The debate is being couched in terms of individual privacy and public security but this is a false dichotomy. All things being equal (and they never quite are) security trumps privacy. (And the pun is intended since Republican presidential aspirant Donald Trump [a.k.a Drumf] has already declared that all Americans should boycott Apple.) History has proven over and over again that this debate is between individual security and collective security; a debate closely tied to the more typical dichotomy of individual rights versus collective rights. In the American context the priority line between collective versus individual rights and security tends to slide around like the dial on old-fashion radio gone wild depending on the issue--abortion, gun ownership, medical insurance, seat belts, drugs, homosexuality, same-sex marriage, civil rights, equality for women, and so on. During debates for the Republican presidential candidates, President Obama was chastised for using the San Bernardino shootings as an opportunity to challenge the Second-Amendment rights of American citizens to "bear arms." In this mindset a locked cellphone poses a much greater hypothetical threat to public security than an assault rifle and thousands of rounds of ammunition.
NSA, CIA and you: Who has the right to have secrets?
In his autobiography, Playing to the Edge: American Intelligence in the Age of Terror, Michael V. Hayden, former director of the NSA and the CIA, points out that "Stellarwind," the CIA program to gather data on Americans' telephone calls which was outed by Edward Snowden, “did indeed raise important questions about the right balance between security and liberty.”

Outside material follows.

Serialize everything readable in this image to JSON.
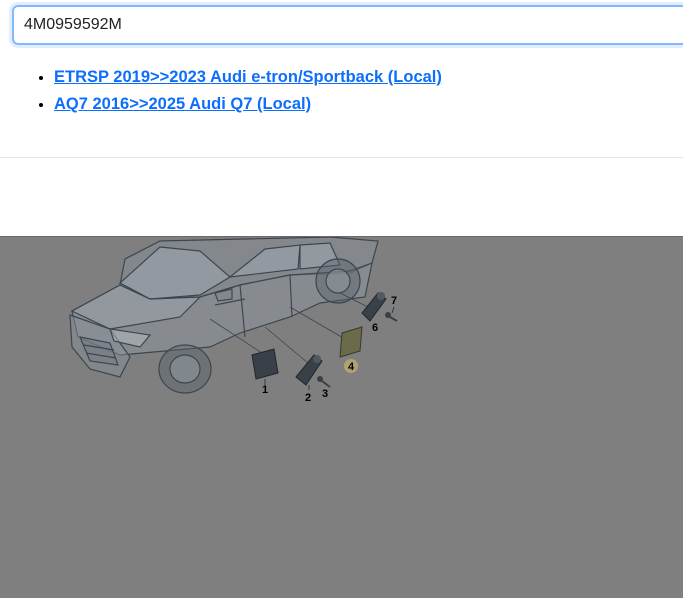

In his review/commentary of the Hayden autobiography, "Can You Keep a Secret?", New Yorker staff writer George Packer points out that last week Hayden "sided with Apple in its privacy dispute with the F.B.I." while continuing to tacitly support the CIA's programs of torture and human-rights abuses.
Secrets and safety
In his review, Packer comments:
Spooks in general have had a lot to answer for in the past decade and a half: the 9/11 attacks themselves, Iraq’s nonexistent weapons of mass destruction, secret prisons, torture, warrantless eavesdropping, the bulk collection of Americans’ data, and targeted killings.
With this recent history in mind, it seems obvious that individuals, as a matter of personal security, need to protect themselves not just from malfeasance but the mistakes, the callous indifference, the questionable ethics and the politically/ideologically-dictated overreach of secret and secretive police forces like the NSA, CIA and FBI.